I talked about all of this, with several therapists. I talked about this with others. I posted about this online to other survivors. It never got any better.

About a year ago, after a Reiki class, three Reiki Master/Teachers listened. I think that would have been healing just by itself. They listened to my story. They let me get it all out. They let me cry. They let me talk and say how I felt and what a block this was in my life. They accepted. They did not judge. They never told me what to think. They never told me what to do.
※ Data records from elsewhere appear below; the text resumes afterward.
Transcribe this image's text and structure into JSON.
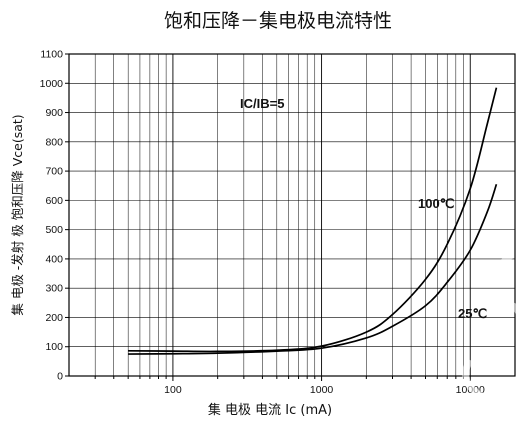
{
  "chart_data": {
    "type": "line",
    "title": "饱和压降－集电极电流特性",
    "xlabel": "集 电极 电流 Ic  (mA)",
    "ylabel": "集 电极 -发射 极  饱和压降 Vce(sat)",
    "xscale": "log",
    "xlim": [
      20,
      20000
    ],
    "ylim": [
      0,
      1100
    ],
    "grid": true,
    "x_ticks": [
      100,
      1000,
      10000
    ],
    "x_tick_labels": [
      "100",
      "1000",
      "10000"
    ],
    "y_ticks": [
      0,
      100,
      200,
      300,
      400,
      500,
      600,
      700,
      800,
      900,
      1000,
      1100
    ],
    "y_tick_labels": [
      "0",
      "100",
      "200",
      "300",
      "400",
      "500",
      "600",
      "700",
      "800",
      "900",
      "1000",
      "1100"
    ],
    "annotations": [
      {
        "text": "IC/IB=5"
      }
    ],
    "series": [
      {
        "name": "100℃",
        "x": [
          50,
          100,
          200,
          500,
          1000,
          2000,
          3000,
          5000,
          7000,
          10000,
          13000,
          15000
        ],
        "values": [
          86,
          85,
          84,
          88,
          102,
          150,
          210,
          330,
          450,
          640,
          860,
          985
        ]
      },
      {
        "name": "25℃",
        "x": [
          50,
          100,
          200,
          500,
          1000,
          2000,
          3000,
          5000,
          7000,
          10000,
          13000,
          15000
        ],
        "values": [
          75,
          76,
          78,
          85,
          95,
          130,
          170,
          240,
          320,
          430,
          560,
          655
        ]
      }
    ]
  }
}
Instead what they did for forty-five minutes while I talked was sit with me, put hands on me and hands towards me and send me Reiki healing. I talked. I cried. And it was healing tears.

That night I went home and cried. The next day as well. Now I could cry again. It still took me a few months to get over the ridiculous notion that I was not worthy of tears, that it was stupid, and not helpful at all.

Since then I cry when I have to. I cry when I need to. And it is always healing. That is my Reiki story.